Plus largement, le paritarisme va être cet instrument apportant une alternative à l’entrée d’emblée dans le conflit, lequel impacte forcément les salariés dans leurs revenus et donc dans leur vie. Il va permettre de tenter, d’abord par la négociation, de trouver avec l’interlocuteur un modus vivendi, un accord qui soit le plus profitable aux travailleurs, qui permette de les protéger, d’améliorer leurs droits ou mieux encore d’en créer. Cela n’exclut pas un rapport de force construit, au besoin la menace, voire l’organisation d’une grève.
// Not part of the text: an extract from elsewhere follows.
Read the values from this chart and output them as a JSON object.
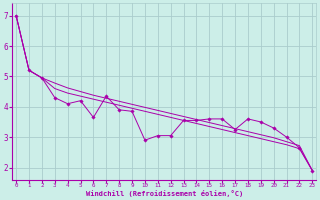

La  négociation n’a rien d’une solution facile, elle implique que l’interlocuteur accepte d’en être un réellement, qu’il comprenne son intérêt d’entendre les revendications, et encore mieux d’y répondre.

 

Le paritarisme ne peut être inféodé aux stratégies budgétaires

 

Le paritarisme implique aussi une liberté d’action des interlocuteurs sociaux, tant dans la négociation que dans la gestion. Or, cela se complique.
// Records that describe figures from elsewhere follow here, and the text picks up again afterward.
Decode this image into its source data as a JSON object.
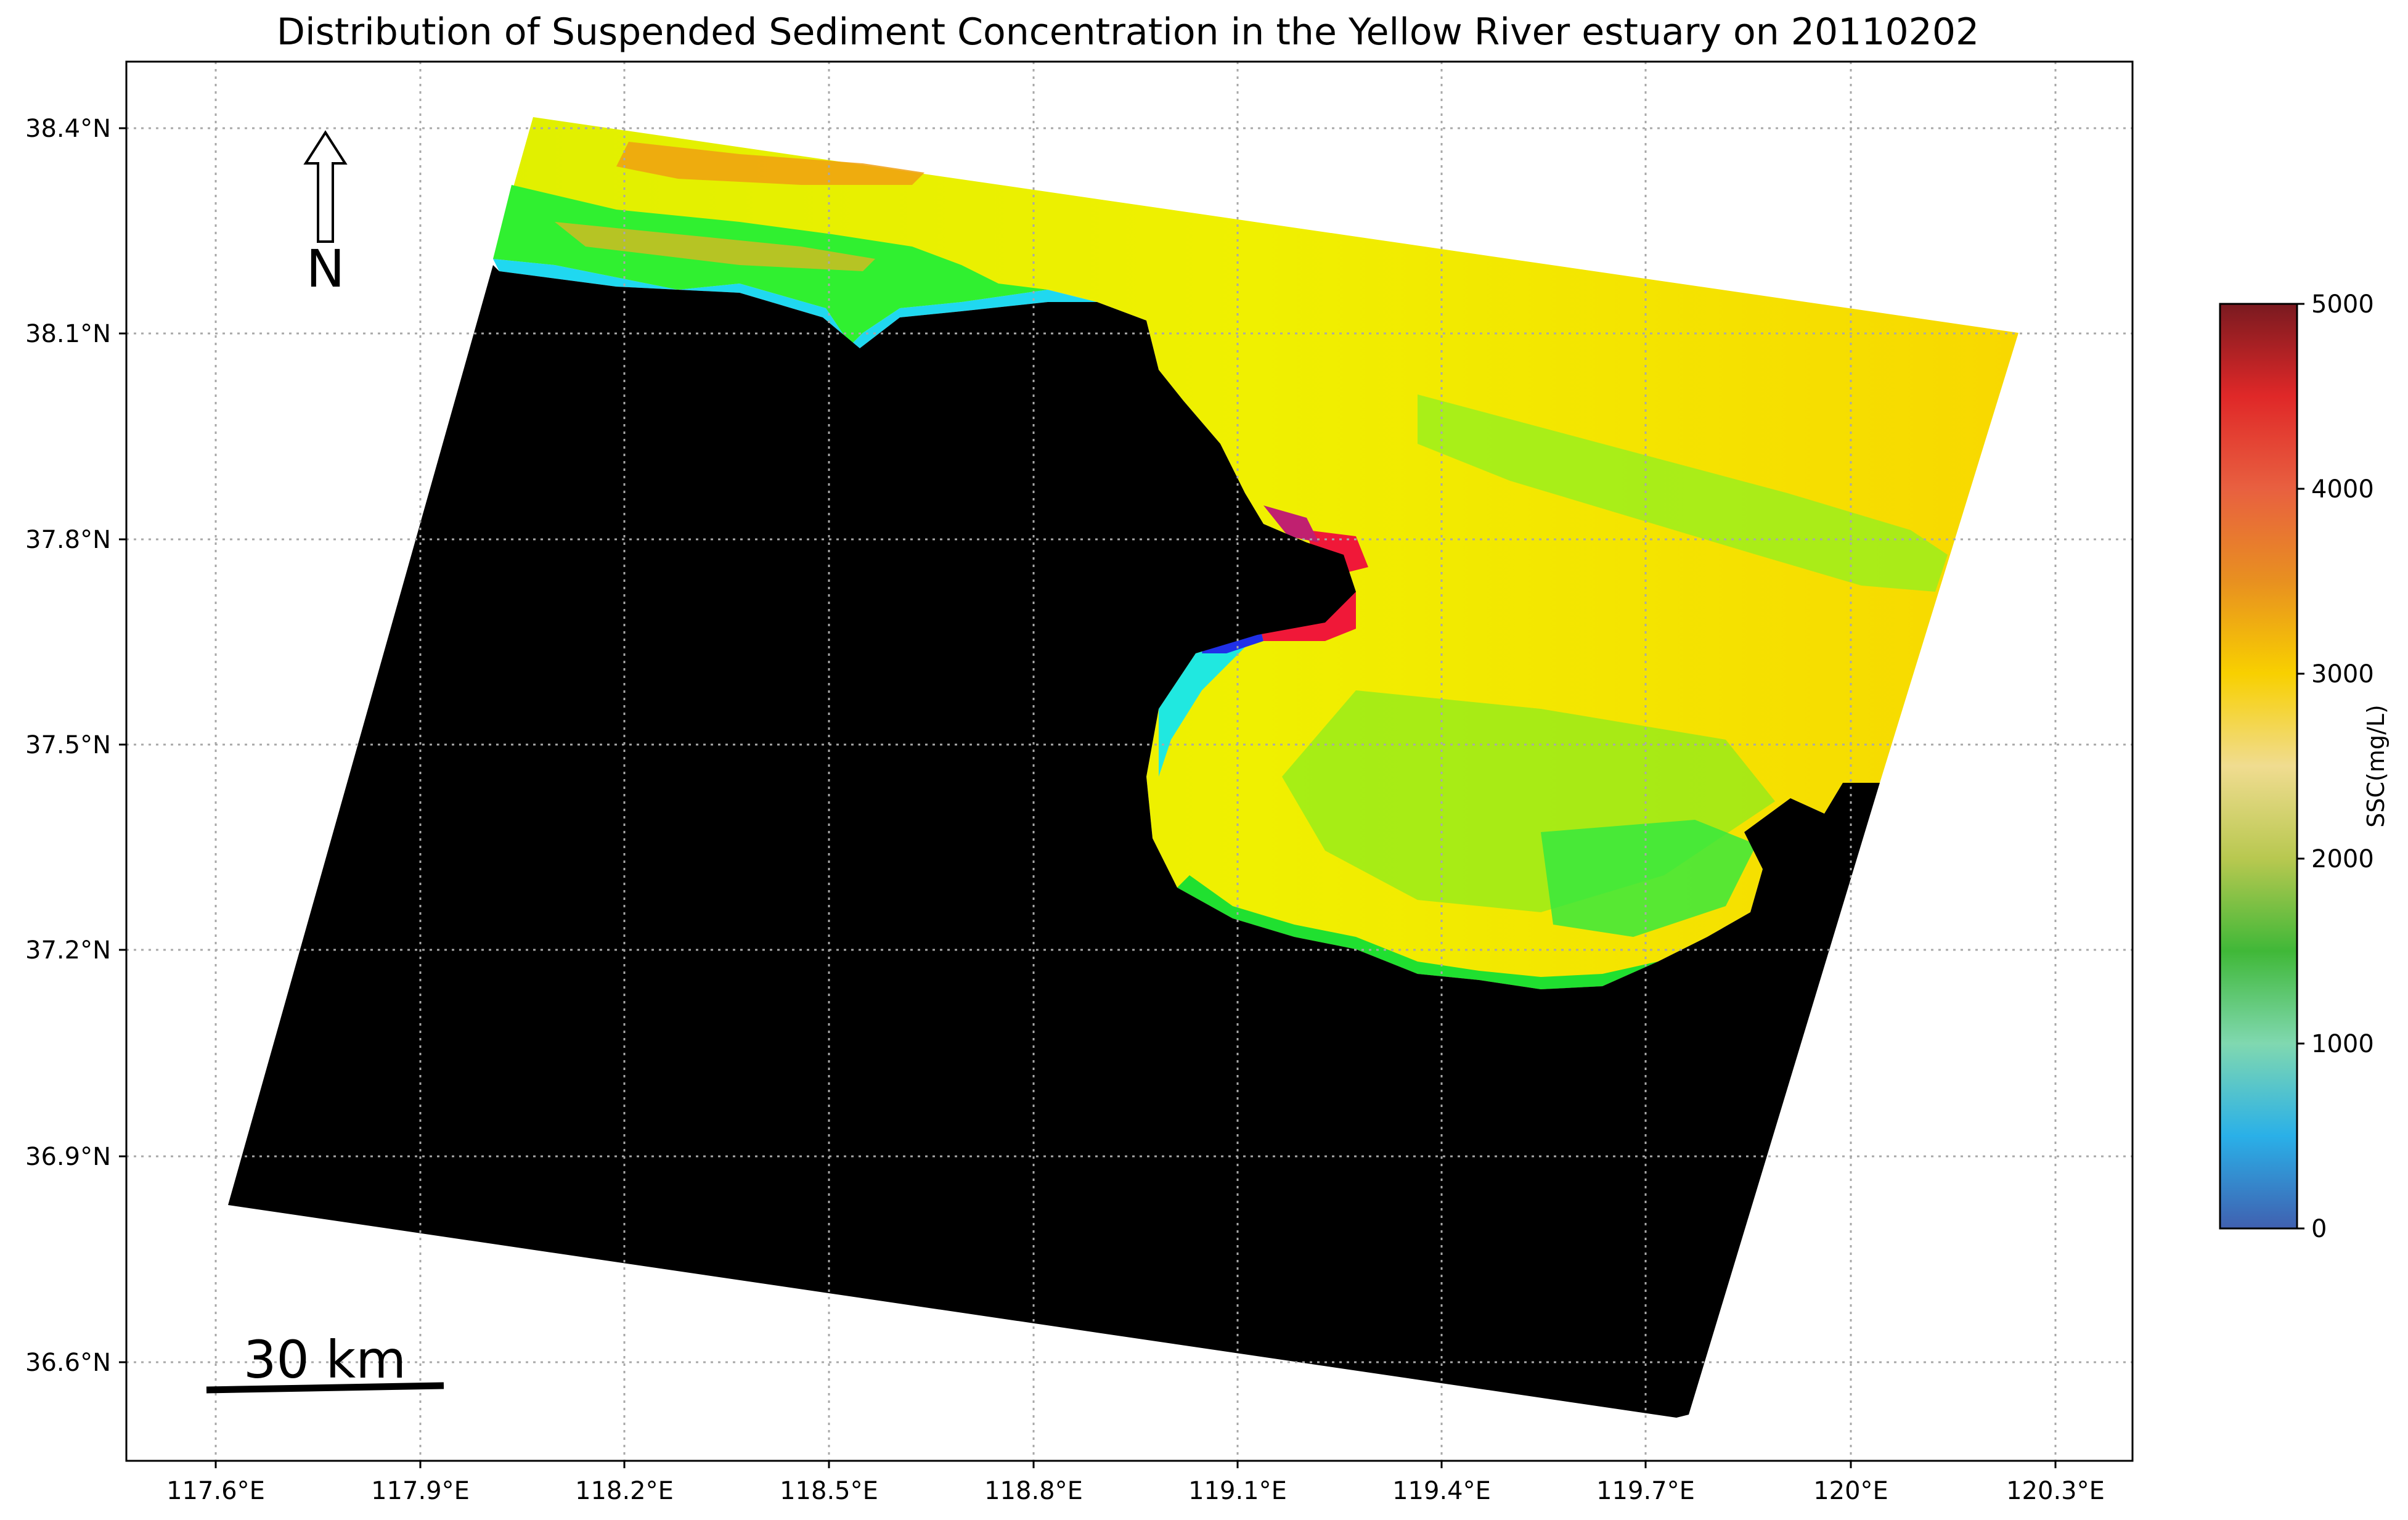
{
  "title": "Distribution of Suspended Sediment Concentration in the Yellow River estuary on 20110202",
  "map": {
    "lon_ticks": [
      "117.6°E",
      "117.9°E",
      "118.2°E",
      "118.5°E",
      "118.8°E",
      "119.1°E",
      "119.4°E",
      "119.7°E",
      "120°E",
      "120.3°E"
    ],
    "lat_ticks": [
      "38.4°N",
      "38.1°N",
      "37.8°N",
      "37.5°N",
      "37.2°N",
      "36.9°N",
      "36.6°N"
    ],
    "north_arrow_label": "N",
    "scale_bar_label": "30 km",
    "land_color": "#000000"
  },
  "colorbar": {
    "label": "SSC(mg/L)",
    "ticks": [
      "0",
      "1000",
      "2000",
      "3000",
      "4000",
      "5000"
    ],
    "range": [
      0,
      5000
    ],
    "stops": [
      "#4060b0",
      "#2ab0e8",
      "#80d8b0",
      "#40b838",
      "#b8c850",
      "#f0dc90",
      "#f8d000",
      "#e89020",
      "#e86040",
      "#e02828",
      "#7a1a20"
    ]
  },
  "chart_data": {
    "type": "heatmap",
    "title": "Distribution of Suspended Sediment Concentration in the Yellow River estuary on 20110202",
    "variable": "SSC(mg/L)",
    "value_range": [
      0,
      5000
    ],
    "lon_range": [
      117.5,
      120.45
    ],
    "lat_range": [
      36.5,
      38.5
    ],
    "grid": true
  }
}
L’État s’immisce de plus en plus.


La fiscalisation (par la CSG/CRDS) du salaire différé (les cotisations sociales ont quant à elles une affectation dédiée précise), engagée depuis trente ans, soutient cette attitude.


La Confédération FO  pointe ainsi régulièrement le risque d’étatisation de la Sécu. Parallèlement, au nom de l’abaissement du coût du travail, les exonérations des cotisations employeurs (désormais à hauteur de 75 milliards d’euros par an), décidées depuis ces trente dernières années, continuent de mettre à mal les comptes sociaux et, du fait des compensations, génèrent de la dette publique.

 

Actuellement, l’exécutif, visant à ramener le déficit public sous le seuil de 3 % du PIB en 2027, organise le recul massif des dépenses publiques pour remplir cet objectif. Les travailleurs sont directement visés, notamment à travers l’attaque de leur protection sociale.
 

Et donc du paritarisme. Ici, c’est une lettre de cadrage qui vient compliquer la négociation sur l’Assurance chômage, suivie du non-respect de l’accord trouvé, puis de l’annonce par l’État d’une reprise en main pour une réforme qui dégraderait encore les droits des plus fragiles. Là, c’est une volonté récurrente de ponctionner le régime Agirc-Arrco, excédentaire. Autrement dit, la captation de recettes appartenant aux salariés et aux retraités. Ce sont aussi des ponctions régulières sur Action Logement, ou encore le projet de modifier sa structure… 

 

Nous devons sauver le paritarisme, insiste le secrétaire général de FO, Frédéric Souillot.